Am Sonntagabend gab ÖOC-Präsident Karl Stoss eine Abschiedsparty im Haus der Lotterien, womit das Verabschieden aber natürlich längst nicht erledigt war. Für heute, Montag, lud zunächst Verteidigungs- und Sportminister Norbert Darabos zur Verabschiedung der olympischen Heeressportler. Dann hat die gesamte in Wien befindliche Mannschaft bei Bundespräsident Heinz Fischer anzutreten - Vereidigung und Verabschiedung. Ähnliche Lustbarkeiten warten dann noch auf die Wiener Olympia-Teilnehmer bei Bürgermeister Michael Häupl und auf ihre niederösterreichischen Kollegen bei der zuständigen Landesrätin Petra Bohuslav.
Rogan lässt aus
Erspart hat sich das Schaulaufen in Wien zum Beispiel Markus Rogan, der bei der olympischen Eröffnungsfeier am 27. Juli die österreichische Fahne tragen wird ("Die größte Ehre meines Lebens."). Der 30-Jährige schwamm beim LA Invite in Los Angeles wie erwartet zum Sieg über 200 m Kraul, blieb aber in 1:51,35 Minuten deutlich über der angestrebten Marke von unter 1:50 Minuten. "Es war mehr ein Training unter Wettkampfbedingungen", sagte Rogan, der mit Coach Kevin Clements nun zum Training in die Schweiz übersiedelt, wohin ihm auch die Olympia-Panier nachgeschickt wird.
Besser geriet Hürdensprinterin Beate Schrott die Generalprobe für Olympia.

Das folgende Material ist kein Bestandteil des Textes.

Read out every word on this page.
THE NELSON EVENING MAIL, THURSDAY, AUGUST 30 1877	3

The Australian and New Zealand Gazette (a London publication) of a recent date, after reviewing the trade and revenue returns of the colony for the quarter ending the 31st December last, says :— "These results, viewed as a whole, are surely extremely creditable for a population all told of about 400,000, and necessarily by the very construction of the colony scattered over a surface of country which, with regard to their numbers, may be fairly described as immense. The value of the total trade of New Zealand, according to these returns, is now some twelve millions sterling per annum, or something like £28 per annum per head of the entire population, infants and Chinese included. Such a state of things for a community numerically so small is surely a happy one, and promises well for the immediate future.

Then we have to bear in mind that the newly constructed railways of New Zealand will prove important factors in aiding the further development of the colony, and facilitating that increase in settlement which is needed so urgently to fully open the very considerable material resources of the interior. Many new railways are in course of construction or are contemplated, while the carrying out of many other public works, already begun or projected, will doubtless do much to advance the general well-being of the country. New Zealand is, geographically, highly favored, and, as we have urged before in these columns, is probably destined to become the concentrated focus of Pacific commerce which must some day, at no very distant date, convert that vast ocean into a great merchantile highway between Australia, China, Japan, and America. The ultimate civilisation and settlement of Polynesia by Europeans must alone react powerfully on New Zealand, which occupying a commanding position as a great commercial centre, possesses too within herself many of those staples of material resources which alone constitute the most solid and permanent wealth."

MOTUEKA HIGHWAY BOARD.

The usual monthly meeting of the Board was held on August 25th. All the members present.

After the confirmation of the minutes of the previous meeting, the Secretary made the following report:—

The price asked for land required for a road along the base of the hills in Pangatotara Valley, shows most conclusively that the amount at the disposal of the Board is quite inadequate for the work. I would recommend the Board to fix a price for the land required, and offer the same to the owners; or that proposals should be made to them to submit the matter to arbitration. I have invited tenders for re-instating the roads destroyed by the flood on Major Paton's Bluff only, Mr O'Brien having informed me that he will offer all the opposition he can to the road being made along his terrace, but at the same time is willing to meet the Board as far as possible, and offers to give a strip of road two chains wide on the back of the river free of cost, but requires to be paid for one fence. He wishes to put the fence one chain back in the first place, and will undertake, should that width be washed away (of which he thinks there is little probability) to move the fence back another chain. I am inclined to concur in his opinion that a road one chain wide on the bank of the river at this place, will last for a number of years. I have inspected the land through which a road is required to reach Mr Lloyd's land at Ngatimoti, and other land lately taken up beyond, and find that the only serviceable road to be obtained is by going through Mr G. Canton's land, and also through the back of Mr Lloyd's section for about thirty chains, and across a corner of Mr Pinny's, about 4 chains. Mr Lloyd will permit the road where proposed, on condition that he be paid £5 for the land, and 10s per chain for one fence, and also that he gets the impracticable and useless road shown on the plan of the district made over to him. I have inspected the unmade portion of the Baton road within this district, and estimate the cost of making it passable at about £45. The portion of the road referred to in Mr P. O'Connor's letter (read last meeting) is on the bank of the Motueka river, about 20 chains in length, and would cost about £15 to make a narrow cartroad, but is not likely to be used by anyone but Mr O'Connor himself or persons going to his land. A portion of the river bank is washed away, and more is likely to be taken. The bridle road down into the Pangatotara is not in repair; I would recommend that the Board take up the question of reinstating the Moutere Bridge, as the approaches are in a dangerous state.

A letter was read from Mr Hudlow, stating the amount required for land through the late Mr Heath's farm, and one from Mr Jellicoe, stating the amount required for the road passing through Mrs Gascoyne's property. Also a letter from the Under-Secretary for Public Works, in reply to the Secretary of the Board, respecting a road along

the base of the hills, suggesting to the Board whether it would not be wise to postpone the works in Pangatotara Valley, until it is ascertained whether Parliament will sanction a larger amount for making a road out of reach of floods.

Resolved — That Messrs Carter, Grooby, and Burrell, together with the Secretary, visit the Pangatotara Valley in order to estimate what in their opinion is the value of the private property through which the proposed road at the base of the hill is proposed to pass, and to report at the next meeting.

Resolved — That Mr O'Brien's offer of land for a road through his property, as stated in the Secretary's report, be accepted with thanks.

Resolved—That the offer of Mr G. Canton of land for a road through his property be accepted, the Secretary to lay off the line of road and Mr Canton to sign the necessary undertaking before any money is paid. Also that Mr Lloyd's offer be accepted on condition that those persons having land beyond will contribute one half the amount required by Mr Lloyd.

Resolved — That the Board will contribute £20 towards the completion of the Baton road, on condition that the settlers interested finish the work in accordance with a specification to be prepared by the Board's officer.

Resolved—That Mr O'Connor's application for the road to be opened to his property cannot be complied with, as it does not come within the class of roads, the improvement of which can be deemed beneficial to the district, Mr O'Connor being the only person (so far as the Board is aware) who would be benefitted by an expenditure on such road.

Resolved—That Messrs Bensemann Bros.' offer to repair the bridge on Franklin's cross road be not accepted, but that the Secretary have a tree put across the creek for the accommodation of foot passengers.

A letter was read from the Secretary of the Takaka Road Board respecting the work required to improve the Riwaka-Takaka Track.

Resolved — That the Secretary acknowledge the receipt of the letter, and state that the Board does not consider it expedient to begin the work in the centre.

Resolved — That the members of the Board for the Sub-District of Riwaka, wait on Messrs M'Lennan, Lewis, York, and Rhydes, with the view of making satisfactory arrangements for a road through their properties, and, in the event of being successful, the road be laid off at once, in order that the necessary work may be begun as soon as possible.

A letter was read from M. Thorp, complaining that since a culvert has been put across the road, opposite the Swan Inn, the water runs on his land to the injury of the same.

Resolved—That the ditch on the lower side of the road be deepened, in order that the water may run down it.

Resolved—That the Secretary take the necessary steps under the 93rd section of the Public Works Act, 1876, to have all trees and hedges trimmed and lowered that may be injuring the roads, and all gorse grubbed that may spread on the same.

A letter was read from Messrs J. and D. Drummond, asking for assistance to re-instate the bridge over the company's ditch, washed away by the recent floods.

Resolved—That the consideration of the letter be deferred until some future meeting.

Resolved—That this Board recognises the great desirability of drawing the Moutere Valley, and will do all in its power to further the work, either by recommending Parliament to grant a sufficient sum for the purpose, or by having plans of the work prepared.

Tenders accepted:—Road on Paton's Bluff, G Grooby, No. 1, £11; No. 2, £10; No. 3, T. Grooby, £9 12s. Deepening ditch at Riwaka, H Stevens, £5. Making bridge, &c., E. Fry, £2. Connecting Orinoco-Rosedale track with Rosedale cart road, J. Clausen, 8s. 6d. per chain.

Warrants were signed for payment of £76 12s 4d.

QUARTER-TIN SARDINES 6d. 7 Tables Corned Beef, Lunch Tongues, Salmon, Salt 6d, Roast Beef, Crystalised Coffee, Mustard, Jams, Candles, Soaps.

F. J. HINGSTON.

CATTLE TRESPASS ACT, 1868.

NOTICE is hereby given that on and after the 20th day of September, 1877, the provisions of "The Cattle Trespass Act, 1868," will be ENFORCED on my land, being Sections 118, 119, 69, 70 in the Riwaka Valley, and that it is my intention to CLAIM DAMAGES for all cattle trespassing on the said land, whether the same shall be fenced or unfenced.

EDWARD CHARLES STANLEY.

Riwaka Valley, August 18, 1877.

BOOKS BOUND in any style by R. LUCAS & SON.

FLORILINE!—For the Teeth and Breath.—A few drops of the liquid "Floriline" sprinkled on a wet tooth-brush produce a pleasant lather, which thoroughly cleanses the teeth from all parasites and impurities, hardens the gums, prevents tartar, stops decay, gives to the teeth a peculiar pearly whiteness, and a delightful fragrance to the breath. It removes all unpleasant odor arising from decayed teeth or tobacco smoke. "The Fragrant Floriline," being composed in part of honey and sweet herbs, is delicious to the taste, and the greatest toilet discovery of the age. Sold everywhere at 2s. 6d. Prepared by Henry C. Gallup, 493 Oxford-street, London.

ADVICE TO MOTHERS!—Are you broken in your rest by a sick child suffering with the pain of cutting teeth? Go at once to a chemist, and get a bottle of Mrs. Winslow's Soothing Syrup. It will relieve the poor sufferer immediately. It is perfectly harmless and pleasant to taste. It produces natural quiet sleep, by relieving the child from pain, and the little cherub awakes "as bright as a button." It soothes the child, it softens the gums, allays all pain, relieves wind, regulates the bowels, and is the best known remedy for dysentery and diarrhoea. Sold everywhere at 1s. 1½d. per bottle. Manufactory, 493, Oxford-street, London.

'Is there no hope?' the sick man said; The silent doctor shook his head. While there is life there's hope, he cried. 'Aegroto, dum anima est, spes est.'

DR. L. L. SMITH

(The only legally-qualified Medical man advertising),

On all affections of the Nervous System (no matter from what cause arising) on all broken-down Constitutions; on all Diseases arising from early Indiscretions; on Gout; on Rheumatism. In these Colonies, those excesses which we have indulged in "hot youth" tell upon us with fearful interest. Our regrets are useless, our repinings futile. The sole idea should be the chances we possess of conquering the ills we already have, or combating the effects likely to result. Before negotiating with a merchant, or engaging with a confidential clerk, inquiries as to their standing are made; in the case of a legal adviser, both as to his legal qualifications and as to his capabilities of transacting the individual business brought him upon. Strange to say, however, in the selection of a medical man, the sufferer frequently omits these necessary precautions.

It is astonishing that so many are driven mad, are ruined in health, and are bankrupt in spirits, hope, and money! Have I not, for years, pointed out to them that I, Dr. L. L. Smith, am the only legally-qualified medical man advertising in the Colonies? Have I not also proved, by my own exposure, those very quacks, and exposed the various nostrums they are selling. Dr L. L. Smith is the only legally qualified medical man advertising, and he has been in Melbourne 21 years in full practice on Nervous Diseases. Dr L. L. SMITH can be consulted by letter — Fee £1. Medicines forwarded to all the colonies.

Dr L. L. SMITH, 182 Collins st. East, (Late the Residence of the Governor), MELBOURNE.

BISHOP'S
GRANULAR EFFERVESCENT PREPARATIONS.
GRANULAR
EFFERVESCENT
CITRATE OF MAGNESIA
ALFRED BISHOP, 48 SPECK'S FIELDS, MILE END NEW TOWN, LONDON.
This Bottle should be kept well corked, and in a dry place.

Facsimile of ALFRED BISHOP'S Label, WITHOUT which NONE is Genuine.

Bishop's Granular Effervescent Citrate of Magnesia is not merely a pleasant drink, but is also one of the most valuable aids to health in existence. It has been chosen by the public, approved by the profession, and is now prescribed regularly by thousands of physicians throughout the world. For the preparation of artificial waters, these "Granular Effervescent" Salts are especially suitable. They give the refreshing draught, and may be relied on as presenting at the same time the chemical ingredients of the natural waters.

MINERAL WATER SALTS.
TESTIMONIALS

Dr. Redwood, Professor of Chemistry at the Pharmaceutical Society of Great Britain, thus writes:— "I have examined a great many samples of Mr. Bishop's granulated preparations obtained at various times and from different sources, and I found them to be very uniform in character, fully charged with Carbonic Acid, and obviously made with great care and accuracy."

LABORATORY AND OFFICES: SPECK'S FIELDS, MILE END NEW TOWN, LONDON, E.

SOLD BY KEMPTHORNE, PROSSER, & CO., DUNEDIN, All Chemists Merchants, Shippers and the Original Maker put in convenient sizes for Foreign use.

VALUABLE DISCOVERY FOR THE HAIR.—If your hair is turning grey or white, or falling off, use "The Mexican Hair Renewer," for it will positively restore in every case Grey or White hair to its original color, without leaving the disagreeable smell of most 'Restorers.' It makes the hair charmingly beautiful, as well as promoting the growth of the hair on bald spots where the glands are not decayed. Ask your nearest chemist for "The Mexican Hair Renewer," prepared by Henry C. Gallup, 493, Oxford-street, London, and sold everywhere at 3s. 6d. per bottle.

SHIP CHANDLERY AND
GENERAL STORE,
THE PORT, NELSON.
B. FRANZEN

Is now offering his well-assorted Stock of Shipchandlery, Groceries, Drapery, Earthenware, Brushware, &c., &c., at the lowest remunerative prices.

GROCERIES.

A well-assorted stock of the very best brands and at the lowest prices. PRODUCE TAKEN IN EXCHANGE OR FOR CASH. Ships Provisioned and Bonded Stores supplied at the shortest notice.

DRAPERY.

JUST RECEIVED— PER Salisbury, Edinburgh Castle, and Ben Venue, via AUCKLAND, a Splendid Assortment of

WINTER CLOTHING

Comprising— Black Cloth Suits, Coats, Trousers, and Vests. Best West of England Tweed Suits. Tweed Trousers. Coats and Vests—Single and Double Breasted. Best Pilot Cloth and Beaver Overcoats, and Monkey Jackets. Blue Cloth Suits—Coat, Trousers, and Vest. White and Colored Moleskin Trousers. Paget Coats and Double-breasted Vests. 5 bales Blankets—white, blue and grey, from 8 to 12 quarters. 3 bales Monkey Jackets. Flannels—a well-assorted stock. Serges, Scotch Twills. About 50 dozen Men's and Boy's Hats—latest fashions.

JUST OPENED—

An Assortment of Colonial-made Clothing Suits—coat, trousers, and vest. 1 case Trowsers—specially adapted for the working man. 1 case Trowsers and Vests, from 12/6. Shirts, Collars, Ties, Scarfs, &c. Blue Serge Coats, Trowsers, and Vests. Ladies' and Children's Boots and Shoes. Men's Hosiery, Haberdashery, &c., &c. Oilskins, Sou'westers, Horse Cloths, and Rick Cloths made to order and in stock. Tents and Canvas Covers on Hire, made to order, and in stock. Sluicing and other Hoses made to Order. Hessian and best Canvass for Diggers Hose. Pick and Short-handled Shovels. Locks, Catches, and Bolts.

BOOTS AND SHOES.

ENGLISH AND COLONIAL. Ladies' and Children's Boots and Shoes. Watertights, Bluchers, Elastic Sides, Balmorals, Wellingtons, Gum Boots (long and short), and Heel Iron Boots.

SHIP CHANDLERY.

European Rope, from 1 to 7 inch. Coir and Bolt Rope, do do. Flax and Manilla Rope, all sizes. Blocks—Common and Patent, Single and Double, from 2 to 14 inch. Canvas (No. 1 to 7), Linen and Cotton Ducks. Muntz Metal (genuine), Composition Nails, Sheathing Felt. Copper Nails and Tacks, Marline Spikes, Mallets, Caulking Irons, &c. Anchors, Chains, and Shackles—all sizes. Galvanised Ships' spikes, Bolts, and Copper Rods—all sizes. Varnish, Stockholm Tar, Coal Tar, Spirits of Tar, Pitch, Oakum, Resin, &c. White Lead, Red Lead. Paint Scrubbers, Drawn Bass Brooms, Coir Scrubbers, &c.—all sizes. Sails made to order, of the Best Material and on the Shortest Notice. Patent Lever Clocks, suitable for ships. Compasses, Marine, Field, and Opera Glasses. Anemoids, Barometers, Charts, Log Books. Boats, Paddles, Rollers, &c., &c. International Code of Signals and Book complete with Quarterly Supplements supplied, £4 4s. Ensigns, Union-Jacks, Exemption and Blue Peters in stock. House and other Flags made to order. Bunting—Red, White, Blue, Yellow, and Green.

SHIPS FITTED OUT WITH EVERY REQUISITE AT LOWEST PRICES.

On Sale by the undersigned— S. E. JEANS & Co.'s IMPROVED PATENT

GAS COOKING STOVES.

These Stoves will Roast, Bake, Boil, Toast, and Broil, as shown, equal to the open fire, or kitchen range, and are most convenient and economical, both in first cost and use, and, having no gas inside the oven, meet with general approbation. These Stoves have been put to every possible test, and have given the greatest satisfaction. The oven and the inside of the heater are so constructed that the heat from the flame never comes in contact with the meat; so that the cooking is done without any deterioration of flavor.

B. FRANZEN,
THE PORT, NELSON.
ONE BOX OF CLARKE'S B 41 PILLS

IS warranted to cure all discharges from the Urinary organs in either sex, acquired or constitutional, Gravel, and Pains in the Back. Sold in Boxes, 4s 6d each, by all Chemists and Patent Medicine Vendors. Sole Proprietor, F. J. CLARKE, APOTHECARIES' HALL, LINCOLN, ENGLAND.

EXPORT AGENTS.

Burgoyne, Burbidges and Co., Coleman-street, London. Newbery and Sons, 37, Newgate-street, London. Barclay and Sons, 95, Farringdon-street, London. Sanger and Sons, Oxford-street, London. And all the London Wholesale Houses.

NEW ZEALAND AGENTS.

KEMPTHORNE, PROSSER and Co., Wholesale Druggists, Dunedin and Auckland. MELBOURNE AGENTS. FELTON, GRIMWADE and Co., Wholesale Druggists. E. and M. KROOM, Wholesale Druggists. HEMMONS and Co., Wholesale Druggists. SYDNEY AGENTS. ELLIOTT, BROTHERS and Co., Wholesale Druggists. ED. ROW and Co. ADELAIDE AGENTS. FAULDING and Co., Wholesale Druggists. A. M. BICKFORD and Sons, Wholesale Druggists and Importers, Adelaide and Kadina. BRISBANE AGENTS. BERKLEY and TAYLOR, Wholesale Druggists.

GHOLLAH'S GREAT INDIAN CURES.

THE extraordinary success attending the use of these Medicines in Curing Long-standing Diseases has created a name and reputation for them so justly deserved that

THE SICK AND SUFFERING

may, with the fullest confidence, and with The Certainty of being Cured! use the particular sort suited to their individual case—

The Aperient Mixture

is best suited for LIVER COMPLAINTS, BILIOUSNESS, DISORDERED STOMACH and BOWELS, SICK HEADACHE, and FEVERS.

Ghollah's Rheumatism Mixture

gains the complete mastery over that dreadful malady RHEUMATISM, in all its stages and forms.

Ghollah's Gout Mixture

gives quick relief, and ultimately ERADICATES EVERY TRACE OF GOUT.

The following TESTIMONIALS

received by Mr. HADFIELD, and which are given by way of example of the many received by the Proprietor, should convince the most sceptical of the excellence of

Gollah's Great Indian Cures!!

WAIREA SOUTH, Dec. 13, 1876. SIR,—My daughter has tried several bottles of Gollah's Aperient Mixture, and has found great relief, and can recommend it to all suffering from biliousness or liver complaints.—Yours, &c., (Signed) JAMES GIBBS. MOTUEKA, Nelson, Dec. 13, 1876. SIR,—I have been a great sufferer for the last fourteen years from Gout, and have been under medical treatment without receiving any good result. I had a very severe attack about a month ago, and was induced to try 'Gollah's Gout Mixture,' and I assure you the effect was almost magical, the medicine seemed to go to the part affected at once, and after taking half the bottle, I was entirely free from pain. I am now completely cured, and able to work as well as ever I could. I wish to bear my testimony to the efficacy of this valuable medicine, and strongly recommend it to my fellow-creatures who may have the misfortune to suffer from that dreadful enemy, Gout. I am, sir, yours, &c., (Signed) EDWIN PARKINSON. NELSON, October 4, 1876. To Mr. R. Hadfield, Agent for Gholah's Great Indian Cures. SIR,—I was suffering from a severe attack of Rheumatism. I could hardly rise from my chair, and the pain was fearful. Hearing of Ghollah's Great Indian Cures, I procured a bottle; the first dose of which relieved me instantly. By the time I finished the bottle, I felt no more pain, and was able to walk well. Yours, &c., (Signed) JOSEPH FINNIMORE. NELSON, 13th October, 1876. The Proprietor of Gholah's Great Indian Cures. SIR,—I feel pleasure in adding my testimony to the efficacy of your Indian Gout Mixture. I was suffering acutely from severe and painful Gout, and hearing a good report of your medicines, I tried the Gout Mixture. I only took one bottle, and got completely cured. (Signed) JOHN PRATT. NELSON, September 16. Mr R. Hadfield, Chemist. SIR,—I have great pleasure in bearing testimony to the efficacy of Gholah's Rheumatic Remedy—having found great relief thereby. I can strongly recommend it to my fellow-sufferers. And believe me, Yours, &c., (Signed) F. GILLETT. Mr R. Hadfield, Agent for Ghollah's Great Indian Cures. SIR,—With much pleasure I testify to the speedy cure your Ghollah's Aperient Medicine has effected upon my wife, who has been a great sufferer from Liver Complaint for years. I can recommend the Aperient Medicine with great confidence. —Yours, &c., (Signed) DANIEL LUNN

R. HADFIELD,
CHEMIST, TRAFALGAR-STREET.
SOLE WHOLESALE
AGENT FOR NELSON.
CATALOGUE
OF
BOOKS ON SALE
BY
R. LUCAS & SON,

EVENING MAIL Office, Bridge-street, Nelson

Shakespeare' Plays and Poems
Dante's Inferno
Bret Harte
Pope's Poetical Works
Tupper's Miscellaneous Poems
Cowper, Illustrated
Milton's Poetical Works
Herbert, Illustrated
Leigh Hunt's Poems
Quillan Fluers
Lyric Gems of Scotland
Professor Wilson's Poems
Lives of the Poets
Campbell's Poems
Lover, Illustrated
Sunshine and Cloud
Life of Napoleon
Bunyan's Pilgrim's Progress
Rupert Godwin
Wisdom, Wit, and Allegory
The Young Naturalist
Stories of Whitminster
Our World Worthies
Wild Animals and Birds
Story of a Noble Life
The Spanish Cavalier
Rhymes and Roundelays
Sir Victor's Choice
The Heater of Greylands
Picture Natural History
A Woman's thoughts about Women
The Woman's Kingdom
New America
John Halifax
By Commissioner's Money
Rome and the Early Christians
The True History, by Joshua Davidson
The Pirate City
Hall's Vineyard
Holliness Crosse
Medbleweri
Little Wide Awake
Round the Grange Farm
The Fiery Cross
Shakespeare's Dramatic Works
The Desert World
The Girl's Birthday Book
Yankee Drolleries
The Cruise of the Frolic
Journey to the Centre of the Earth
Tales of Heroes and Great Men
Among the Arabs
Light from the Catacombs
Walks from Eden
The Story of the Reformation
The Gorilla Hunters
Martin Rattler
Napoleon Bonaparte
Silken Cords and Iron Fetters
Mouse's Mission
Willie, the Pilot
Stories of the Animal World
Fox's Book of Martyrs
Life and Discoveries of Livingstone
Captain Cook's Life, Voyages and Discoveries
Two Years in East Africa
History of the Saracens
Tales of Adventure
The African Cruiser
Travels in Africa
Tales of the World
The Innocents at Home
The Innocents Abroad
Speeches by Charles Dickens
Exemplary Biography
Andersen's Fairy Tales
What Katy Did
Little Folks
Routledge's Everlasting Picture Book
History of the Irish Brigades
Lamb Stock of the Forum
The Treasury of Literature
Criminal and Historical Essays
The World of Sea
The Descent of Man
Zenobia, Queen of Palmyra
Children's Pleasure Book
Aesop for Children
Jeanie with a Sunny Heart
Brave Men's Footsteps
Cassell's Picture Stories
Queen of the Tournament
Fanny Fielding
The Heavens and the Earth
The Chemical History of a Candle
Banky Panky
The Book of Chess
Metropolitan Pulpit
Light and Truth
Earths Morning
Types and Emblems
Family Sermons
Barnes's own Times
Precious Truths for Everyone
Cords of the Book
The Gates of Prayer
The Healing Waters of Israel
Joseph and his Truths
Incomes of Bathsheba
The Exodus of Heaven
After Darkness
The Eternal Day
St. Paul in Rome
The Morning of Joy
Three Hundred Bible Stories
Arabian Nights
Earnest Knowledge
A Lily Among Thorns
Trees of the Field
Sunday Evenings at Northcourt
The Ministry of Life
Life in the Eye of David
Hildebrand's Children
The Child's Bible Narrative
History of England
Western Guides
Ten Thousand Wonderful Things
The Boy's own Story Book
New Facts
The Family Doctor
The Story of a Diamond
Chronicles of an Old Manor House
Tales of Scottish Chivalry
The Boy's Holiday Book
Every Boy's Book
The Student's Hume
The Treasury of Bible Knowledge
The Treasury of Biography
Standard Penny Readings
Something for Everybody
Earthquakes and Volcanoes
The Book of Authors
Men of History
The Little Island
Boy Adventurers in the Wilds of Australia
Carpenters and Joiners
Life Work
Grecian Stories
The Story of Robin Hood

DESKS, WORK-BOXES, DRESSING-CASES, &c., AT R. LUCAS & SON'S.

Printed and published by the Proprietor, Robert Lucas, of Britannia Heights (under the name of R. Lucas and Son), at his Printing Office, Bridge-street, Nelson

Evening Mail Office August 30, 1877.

Die EM-Vierte aus Niederösterreich lief am Samstag beim Diamond-League-Meeting in London innert 12,96 Sekunden persönliche Saisonbestzeit und verfehlte ihren Landesrekord nur um eine Hundertstelsekunde. Schrott belegte damit in ihrem Lauf, den Olympia-Favoritin Sally Pearson aus Australien in 12,53 gewann, Rang sechs und wurde unter 18 Athletinnen Zwölfte.
Tamira Paszek vertrat Österreichs Tennis-Trio bei der Einkleidung und den Verabschiedungen. Ob die Vorarlbergerin beim olympischen Turnier in Wimbledon nur im Einzel oder auch im Mixed-Bewerb mit Jürgen Melzer antreten kann, ist noch offen. 23 Nationen sind in den Einzeln vertreten, das Mixed wird aber mit einem 16er-Raster gespielt. Über die Teilnahme entscheiden bei Herr und Dame das bessere Ranking in Einzel und Doppel per 11. Juni. Melzer war da die Nummer 17 im Doppel, Paszek die 58 im Einzel - ergibt 75. Wie viele Paare besser dastehen, stellt sich zum Mixed-Nennschluss am 31. Juli heraus. (APA, red, DER STANDARD, 16.07.2012)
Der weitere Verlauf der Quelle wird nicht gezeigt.